Bay Metropolitan Transportation Authority began operations in 1974; its headquarters were built in 1981 in Bay City, Michigan, and most fixed routes operate out of the Central Bus Station in downtown Bay City at 1124 Washington Avenue.

Bay Metro temporarily suspended service during the COVID-19 pandemic in Michigan; fixed-route service resumed on July 6, 2021, with Routes 1 and 4 following in late August.

=== Governance ===
Bay Metro is governed by a board of directors selected by the chair of the Bay County Board of Commissioners. The term of each Bay Metro board member is three years; the total membership has varied between nine and eleven.

== Services ==
Bay Metro operates nine fixed routes and a dial-a-ride point-to-point service branded DART.

Bay Metro fixed routes
| Route no. | Terminus | via (Destinations) | Terminus | Trips (Headway) | Notes / Refs. |
|---|---|---|---|---|---|
| 1 (North) | Central Bus Station (CBS) | Washington Ave, Wilder Rd, Huron Rd (Walmart, State Park, Huron Rd, Linwood, Pinconning) | CBS | 7 RT Mon–Fri (120 min.) | First bus operates inbound to CBS from Pinconning Gazebo. |
| 2 (Eastside) | CBS | Madison Ave, McKinley Ave, Columbus Ave, Pine St, Center Ave (Smith Manor, Kroger, Meijer, Dep't. of Health & Human Services, Pineview, Center Ridge, Bay Regional Medical Center, Downtown Bay City) | CBS | 12 (9) RT Mon–Fri (Sat) (60 min.) | Reduced service on Saturdays. |
| 3 (Southend) | CBS | Michigan Ave, Broadway Ave, Farragut St (Bay Area Family Y, McLaren Bay Uptown, Bradley House, Maloney Manor, Southend, Smith Manor) | CBS | 12 (9) RT Mon–Fri (Sat) (60 min.) | Reduced service on Saturdays. |
| 4 (Regional) | CBS | Midland Rd (McLaren West Campus, Meijer, SVSU (transfer to STARS), Delta College, Auburn, Midland DHHS (transfer to Midland County Connection)) | CBS | 12 RT Mon–Fri (60 min.) | First bus operates limited-stop schedule. |
| 6 (Westside) | CBS | Bangor Rd, State Street Rd (Banks Area, Bay City Mall, Walmart, Alderwood Estates) | CBS | 12 (9) RT Mon–Fri (Sat) (60 min.) | Reduced service on Saturdays. |
| 7 (Westside) | CBS | Henry St, Wilder Rd (Bangor Downs, John Glenn High School, Career Center, BaySide Health, Meijer, Kmart) | CBS | 12 (9) RT Mon–Fri (Sat) (60 min.) | Reduced service on Saturdays. |
| 8 (Westside) | CBS | Midland St, Wenona St, Euclid Ave (Pine Towers, Allen Medical, Kroger (west), Westshore Estates, Salzburg) | CBS | 12 (9) RT Mon–Fri (Sat) (60 min.) | Reduced service on Saturdays. |
| 10 (Eastside) | CBS | Center Ave, Pine Rd, 22nd St, Columbus Ave (Bay Regional Medical Center, Pineview, Center Ridge, Maloney Manor, Bradley House, Eastside Meijer and Kroger, McLaren Bay Uptown) | CBS | 12 (9) RT Mon–Fri (Sat) (60 min.) | Reduced service on Saturdays. |
| 11 (Eastside / Essexville) | CBS | Washington Ave, Third St, Woodside Ave, Knight Rd, Pine St (Maplewood Manor, Baytown, Borton, Pine, Tradewinds, Saginaw Bay Estates, Eastside Medical Mall) | CBS | 12 (9) RT Mon–Fri (Sat) (60 min.) | Reduced service on Saturdays. |

=== Fares ===
Fixed route fares are US$1, with discounts for students with a valid identification card ($0.75) and qualified individuals (seniors and disabled, $0.50).

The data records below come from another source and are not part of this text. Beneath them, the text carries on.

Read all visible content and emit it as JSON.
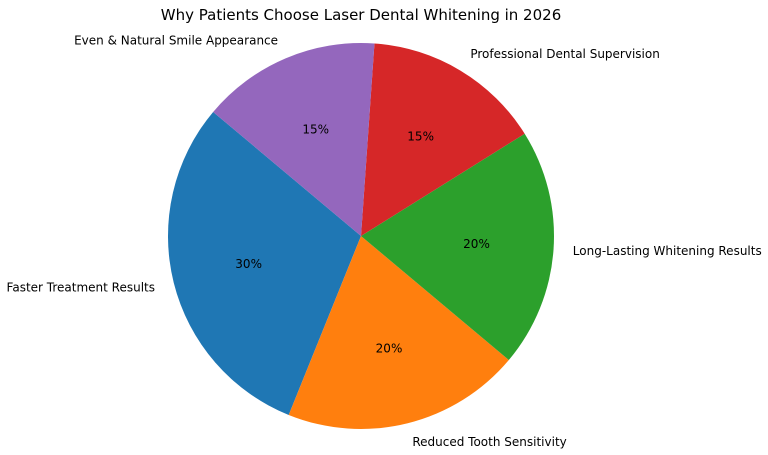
{
  "chart_data": {
    "type": "pie",
    "title": "Why Patients Choose Laser Dental Whitening in 2026",
    "start_angle_deg": 140,
    "direction": "counterclockwise",
    "slices": [
      {
        "label": "Faster Treatment Results",
        "value": 30,
        "pct_label": "30%",
        "color": "#1f77b4"
      },
      {
        "label": "Reduced Tooth Sensitivity",
        "value": 20,
        "pct_label": "20%",
        "color": "#ff7f0e"
      },
      {
        "label": "Long-Lasting Whitening Results",
        "value": 20,
        "pct_label": "20%",
        "color": "#2ca02c"
      },
      {
        "label": "Professional Dental Supervision",
        "value": 15,
        "pct_label": "15%",
        "color": "#d62728"
      },
      {
        "label": "Even & Natural Smile Appearance",
        "value": 15,
        "pct_label": "15%",
        "color": "#9467bd"
      }
    ]
  }
}
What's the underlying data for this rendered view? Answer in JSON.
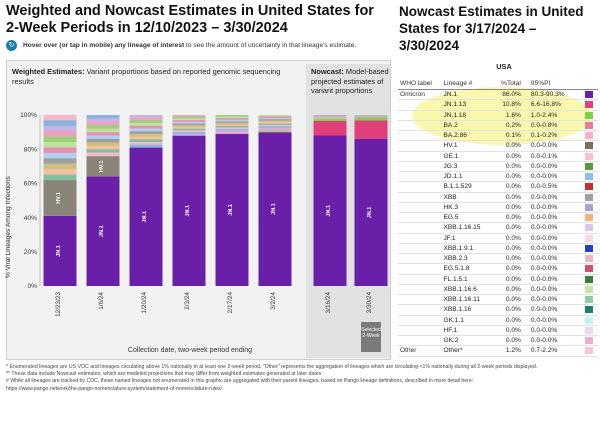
{
  "left": {
    "title": "Weighted and Nowcast Estimates in United States for 2-Week Periods in 12/10/2023 – 3/30/2024",
    "hover_bold": "Hover over (or tap in mobile) any lineage of interest",
    "hover_rest": " to see the amount of uncertainty in that lineage's estimate.",
    "weighted_bold": "Weighted Estimates:",
    "weighted_rest": " Variant proportions based on reported genomic sequencing results",
    "nowcast_bold": "Nowcast:",
    "nowcast_rest": " Model-based projected estimates of variant proportions",
    "selected_label": "Selected 2-Week"
  },
  "chart_data": {
    "type": "bar",
    "stacked": true,
    "ylabel": "% Viral Lineages Among Infections",
    "xlabel": "Collection date, two-week period ending",
    "ylim": [
      0,
      100
    ],
    "yticks": [
      "0%",
      "20%",
      "40%",
      "60%",
      "80%",
      "100%"
    ],
    "grid": false,
    "categories": [
      "12/23/23",
      "1/6/24",
      "1/20/24",
      "2/3/24",
      "2/17/24",
      "3/2/24",
      "3/16/24",
      "3/30/24"
    ],
    "nowcast_categories": [
      "3/16/24",
      "3/30/24"
    ],
    "series": [
      {
        "name": "JN.1",
        "color": "#6a1fa8",
        "values": [
          41,
          64,
          81,
          88,
          89,
          90,
          88,
          86
        ],
        "label_text": "JN.1"
      },
      {
        "name": "HV.1",
        "color": "#8a8478",
        "values": [
          21,
          12,
          0,
          0,
          0,
          0,
          0,
          0
        ],
        "label_text": "HV.1"
      },
      {
        "name": "JN.1.13",
        "color": "#e0407a",
        "values": [
          0,
          0,
          0,
          0,
          0,
          0,
          8.5,
          10.8
        ]
      },
      {
        "name": "JN.1.18",
        "color": "#7dd14a",
        "values": [
          0,
          0,
          0,
          0,
          0,
          0,
          1.2,
          1.6
        ]
      },
      {
        "name": "BA.2",
        "color": "#e97b9a",
        "values": [
          0,
          0,
          0,
          0,
          0,
          0,
          0,
          0.2
        ]
      },
      {
        "name": "Other",
        "color": "#f4c6d6",
        "values": [
          38,
          24,
          19,
          12,
          11,
          10,
          2.3,
          1.4
        ]
      }
    ],
    "minor_colors": [
      "#f5b8c8",
      "#8ab4e0",
      "#c8b4e0",
      "#f0a0c0",
      "#9ad07a",
      "#c0e0a0",
      "#e88fb0",
      "#b0d0f0",
      "#a0a0a0",
      "#d0c080",
      "#f5c0a0",
      "#80c0a0"
    ]
  },
  "nowcast_table": {
    "title": "Nowcast Estimates in United States for 3/17/2024 – 3/30/2024",
    "region": "USA",
    "headers": [
      "WHO label",
      "Lineage #",
      "%Total",
      "95%PI"
    ],
    "rows": [
      {
        "who": "Omicron",
        "lineage": "JN.1",
        "total": "86.0%",
        "pi": "80.3-90.3%",
        "color": "#6a1fa8"
      },
      {
        "who": "",
        "lineage": "JN.1.13",
        "total": "10.8%",
        "pi": "6.6-16.8%",
        "color": "#e0407a"
      },
      {
        "who": "",
        "lineage": "JN.1.18",
        "total": "1.6%",
        "pi": "1.0-2.4%",
        "color": "#7dd14a"
      },
      {
        "who": "",
        "lineage": "BA.2",
        "total": "0.2%",
        "pi": "0.0-0.8%",
        "color": "#e97b9a"
      },
      {
        "who": "",
        "lineage": "BA.2.86",
        "total": "0.1%",
        "pi": "0.1-0.2%",
        "color": "#f3b3c5"
      },
      {
        "who": "",
        "lineage": "HV.1",
        "total": "0.0%",
        "pi": "0.0-0.0%",
        "color": "#7a6f5e"
      },
      {
        "who": "",
        "lineage": "GE.1",
        "total": "0.0%",
        "pi": "0.0-0.1%",
        "color": "#f7c0d6"
      },
      {
        "who": "",
        "lineage": "JG.3",
        "total": "0.0%",
        "pi": "0.0-0.0%",
        "color": "#5a9a3a"
      },
      {
        "who": "",
        "lineage": "JD.1.1",
        "total": "0.0%",
        "pi": "0.0-0.0%",
        "color": "#8ac0e6"
      },
      {
        "who": "",
        "lineage": "B.1.1.529",
        "total": "0.0%",
        "pi": "0.0-0.5%",
        "color": "#c03030"
      },
      {
        "who": "",
        "lineage": "XBB",
        "total": "0.0%",
        "pi": "0.0-0.0%",
        "color": "#a0a0a0"
      },
      {
        "who": "",
        "lineage": "HK.3",
        "total": "0.0%",
        "pi": "0.0-0.0%",
        "color": "#b0a0d0"
      },
      {
        "who": "",
        "lineage": "EG.5",
        "total": "0.0%",
        "pi": "0.0-0.0%",
        "color": "#f0b080"
      },
      {
        "who": "",
        "lineage": "XBB.1.16.15",
        "total": "0.0%",
        "pi": "0.0-0.0%",
        "color": "#d8c8f0"
      },
      {
        "who": "",
        "lineage": "JF.1",
        "total": "0.0%",
        "pi": "0.0-0.0%",
        "color": "#f8d8e8"
      },
      {
        "who": "",
        "lineage": "XBB.1.9.1",
        "total": "0.0%",
        "pi": "0.0-0.0%",
        "color": "#2040c0"
      },
      {
        "who": "",
        "lineage": "XBB.2.3",
        "total": "0.0%",
        "pi": "0.0-0.0%",
        "color": "#e8b8c8"
      },
      {
        "who": "",
        "lineage": "EG.5.1.8",
        "total": "0.0%",
        "pi": "0.0-0.0%",
        "color": "#d05070"
      },
      {
        "who": "",
        "lineage": "FL.1.5.1",
        "total": "0.0%",
        "pi": "0.0-0.0%",
        "color": "#3a7a3a"
      },
      {
        "who": "",
        "lineage": "XBB.1.16.6",
        "total": "0.0%",
        "pi": "0.0-0.0%",
        "color": "#c8e0b0"
      },
      {
        "who": "",
        "lineage": "XBB.1.16.11",
        "total": "0.0%",
        "pi": "0.0-0.0%",
        "color": "#90c8a8"
      },
      {
        "who": "",
        "lineage": "XBB.1.16",
        "total": "0.0%",
        "pi": "0.0-0.0%",
        "color": "#208070"
      },
      {
        "who": "",
        "lineage": "GK.1.1",
        "total": "0.0%",
        "pi": "0.0-0.0%",
        "color": "#c8f0f0"
      },
      {
        "who": "",
        "lineage": "HF.1",
        "total": "0.0%",
        "pi": "0.0-0.0%",
        "color": "#e8d8f0"
      },
      {
        "who": "",
        "lineage": "GK.2",
        "total": "0.0%",
        "pi": "0.0-0.0%",
        "color": "#e8b0d0"
      },
      {
        "who": "Other",
        "lineage": "Other*",
        "total": "1.2%",
        "pi": "0.7-2.2%",
        "color": "#f4c6d6"
      }
    ]
  },
  "footnotes": [
    "*    Enumerated lineages are US VOC and lineages circulating above 1% nationally in at least one 2-week period. \"Other\" represents the aggregation of lineages which are circulating <1% nationally during all 2-week periods displayed.",
    "**   These data include Nowcast estimates, which are modeled projections that may differ from weighted estimates generated at later dates",
    "#    While all lineages are tracked by CDC, those named lineages not enumerated in this graphic are aggregated with their parent lineages, based on Pango lineage definitions, described in more detail here:",
    "https://www.pango.network/the-pango-nomenclature-system/statement-of-nomenclature-rules/."
  ]
}
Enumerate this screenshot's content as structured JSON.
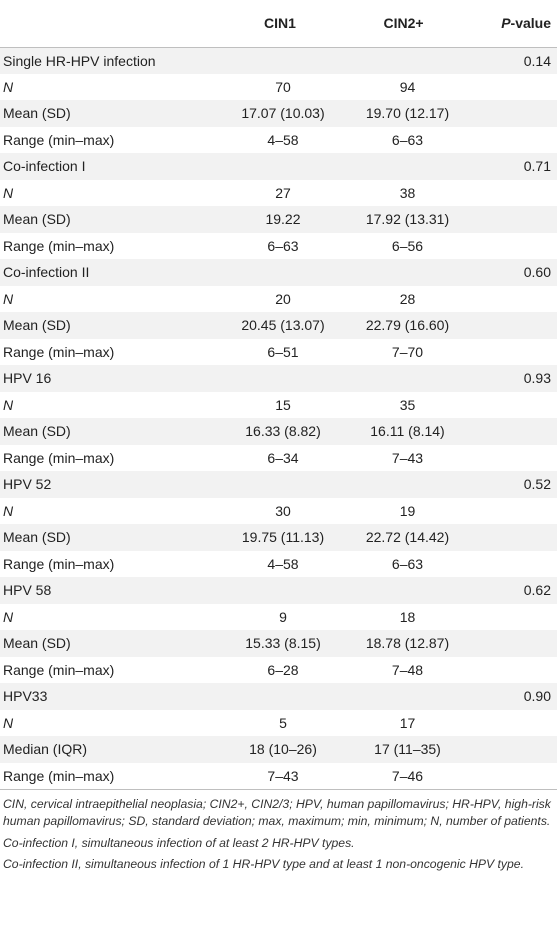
{
  "header": {
    "col1": "CIN1",
    "col2": "CIN2+",
    "pvalue_p": "P",
    "pvalue_rest": "-value"
  },
  "groups": [
    {
      "name": "Single HR-HPV infection",
      "pvalue": "0.14",
      "rows": [
        {
          "label": "N",
          "italic": true,
          "cin1": "70",
          "cin2": "94"
        },
        {
          "label": "Mean (SD)",
          "cin1": "17.07 (10.03)",
          "cin2": "19.70 (12.17)"
        },
        {
          "label": "Range (min–max)",
          "cin1": "4–58",
          "cin2": "6–63"
        }
      ]
    },
    {
      "name": "Co-infection I",
      "pvalue": "0.71",
      "rows": [
        {
          "label": "N",
          "italic": true,
          "cin1": "27",
          "cin2": "38"
        },
        {
          "label": "Mean (SD)",
          "cin1": "19.22",
          "cin2": "17.92 (13.31)"
        },
        {
          "label": "Range (min–max)",
          "cin1": "6–63",
          "cin2": "6–56"
        }
      ]
    },
    {
      "name": "Co-infection II",
      "pvalue": "0.60",
      "rows": [
        {
          "label": "N",
          "italic": true,
          "cin1": "20",
          "cin2": "28"
        },
        {
          "label": "Mean (SD)",
          "cin1": "20.45 (13.07)",
          "cin2": "22.79 (16.60)"
        },
        {
          "label": "Range (min–max)",
          "cin1": "6–51",
          "cin2": "7–70"
        }
      ]
    },
    {
      "name": "HPV 16",
      "pvalue": "0.93",
      "rows": [
        {
          "label": "N",
          "italic": true,
          "cin1": "15",
          "cin2": "35"
        },
        {
          "label": "Mean (SD)",
          "cin1": "16.33 (8.82)",
          "cin2": "16.11 (8.14)"
        },
        {
          "label": "Range (min–max)",
          "cin1": "6–34",
          "cin2": "7–43"
        }
      ]
    },
    {
      "name": "HPV 52",
      "pvalue": "0.52",
      "rows": [
        {
          "label": "N",
          "italic": true,
          "cin1": "30",
          "cin2": "19"
        },
        {
          "label": "Mean (SD)",
          "cin1": "19.75 (11.13)",
          "cin2": "22.72 (14.42)"
        },
        {
          "label": "Range (min–max)",
          "cin1": "4–58",
          "cin2": "6–63"
        }
      ]
    },
    {
      "name": "HPV 58",
      "pvalue": "0.62",
      "rows": [
        {
          "label": "N",
          "italic": true,
          "cin1": "9",
          "cin2": "18"
        },
        {
          "label": "Mean (SD)",
          "cin1": "15.33 (8.15)",
          "cin2": "18.78 (12.87)"
        },
        {
          "label": "Range (min–max)",
          "cin1": "6–28",
          "cin2": "7–48"
        }
      ]
    },
    {
      "name": "HPV33",
      "pvalue": "0.90",
      "rows": [
        {
          "label": "N",
          "italic": true,
          "cin1": "5",
          "cin2": "17"
        },
        {
          "label": "Median (IQR)",
          "cin1": "18 (10–26)",
          "cin2": "17 (11–35)"
        },
        {
          "label": "Range (min–max)",
          "cin1": "7–43",
          "cin2": "7–46"
        }
      ]
    }
  ],
  "footnotes": [
    "CIN, cervical intraepithelial neoplasia; CIN2+, CIN2/3; HPV, human papillomavirus; HR-HPV, high-risk human papillomavirus; SD, standard deviation; max, maximum; min, minimum; N, number of patients.",
    "Co-infection I, simultaneous infection of at least 2 HR-HPV types.",
    "Co-infection II, simultaneous infection of 1 HR-HPV type and at least 1 non-oncogenic HPV type."
  ]
}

Single-ride DART fares are US$1.50.

=== Transfers ===
Riders on Route 4 may transfer to Saginaw Transit Authority Regional Services at the Saginaw Valley State University stop or to Midland County Connection at the Midland DHHS stop. No fare discounts are offered.

== Fleet ==
The fixed-route transit fleet primarily uses Gillig Advantage buses in 29' and 40' nominal lengths.